Je l’ai dit d’emblée : cette proposition de loi nous force à un exercice délicat de commémoration. Mais il demeure un texte de loi. Aussi, l’exercice de commémoration ne peut nous exempter de notre travail de législateur.
Tout le monde ici sait que la catastrophe de Furiani est un drame national.
Il s’agit plutôt de savoir si ce drame justifie que l’on contraigne la pratique sportive. Pourquoi interdire de jouer au football le 5 mai ? Peut-on remplir autrement le devoir de mémoire ?
Devons-nous ainsi interdire tous les matches de Coupe d’Europe les 6 février, en commémoration du crash aérien de
Munich, le 6 février 1958, au cours duquel la moitié de l’équipe de Manchester United a trouvé la mort ?
Devons-nous interdire tous les matches de Coupe d’Europe les 29 mai, en commémoration du drame du Heysel, survenu le 29 mai 1985 ? 39 personnes avaient trouvé la mort dans l’effondrement d’une tribune.
Nous devons poser ces questions sans céder aux sirènes de la culpabilité. La pratique du football ne fera jamais insulte à la mémoire des supporteurs. Le joueur de foot que je suis, sait très bien que ce sport place le respect au centre du jeu.

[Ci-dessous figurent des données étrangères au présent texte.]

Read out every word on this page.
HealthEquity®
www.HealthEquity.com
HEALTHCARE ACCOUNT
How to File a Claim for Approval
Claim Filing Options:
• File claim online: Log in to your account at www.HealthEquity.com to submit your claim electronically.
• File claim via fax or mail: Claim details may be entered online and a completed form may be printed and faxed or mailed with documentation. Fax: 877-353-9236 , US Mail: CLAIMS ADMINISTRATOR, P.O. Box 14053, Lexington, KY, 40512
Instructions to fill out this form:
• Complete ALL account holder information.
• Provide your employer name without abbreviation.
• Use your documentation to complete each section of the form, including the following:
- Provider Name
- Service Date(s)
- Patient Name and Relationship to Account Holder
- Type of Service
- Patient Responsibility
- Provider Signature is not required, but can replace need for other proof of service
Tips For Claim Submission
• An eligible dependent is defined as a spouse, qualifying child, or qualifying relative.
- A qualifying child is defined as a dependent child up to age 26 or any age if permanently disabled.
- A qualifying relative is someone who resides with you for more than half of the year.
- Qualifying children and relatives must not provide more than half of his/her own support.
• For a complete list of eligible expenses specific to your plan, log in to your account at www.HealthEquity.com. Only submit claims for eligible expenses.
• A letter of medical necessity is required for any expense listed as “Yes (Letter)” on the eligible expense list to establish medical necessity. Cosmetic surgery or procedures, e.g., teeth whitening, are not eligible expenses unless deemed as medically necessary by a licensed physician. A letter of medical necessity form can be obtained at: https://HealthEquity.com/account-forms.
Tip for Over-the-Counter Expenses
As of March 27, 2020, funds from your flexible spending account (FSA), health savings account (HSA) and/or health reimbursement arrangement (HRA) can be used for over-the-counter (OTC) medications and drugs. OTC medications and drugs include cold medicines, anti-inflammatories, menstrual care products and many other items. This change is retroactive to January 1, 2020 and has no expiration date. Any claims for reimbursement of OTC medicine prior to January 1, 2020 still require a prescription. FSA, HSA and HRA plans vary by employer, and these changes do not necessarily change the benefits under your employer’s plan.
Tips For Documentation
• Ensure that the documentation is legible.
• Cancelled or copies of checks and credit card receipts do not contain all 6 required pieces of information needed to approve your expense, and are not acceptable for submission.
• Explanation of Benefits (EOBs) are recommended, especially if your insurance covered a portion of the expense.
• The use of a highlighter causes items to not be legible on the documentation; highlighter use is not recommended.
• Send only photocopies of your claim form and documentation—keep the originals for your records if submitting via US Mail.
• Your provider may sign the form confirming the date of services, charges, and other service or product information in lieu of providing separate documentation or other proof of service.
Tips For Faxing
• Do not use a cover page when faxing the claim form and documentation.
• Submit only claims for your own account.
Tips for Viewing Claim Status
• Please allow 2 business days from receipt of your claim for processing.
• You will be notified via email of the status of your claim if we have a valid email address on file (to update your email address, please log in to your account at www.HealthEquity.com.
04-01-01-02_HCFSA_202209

Je me range donc du côté de la Fédération Française de Football et de la Ligue nationale Professionnelle, qui considèrent qu’on commémorera mieux le drame de Furiani en jouant au football, plutôt qu’en empêchant le sport.
Par contre, je soutiens le principe d’une minute de silence, moment fort de recueillement en début de match. En supprimant la date du 5 mai des compétitions, on pourrait oublier l’événement ; en marquant une minute de silence, on le commémore. Notre Groupe votera majoritairement contre ce texte.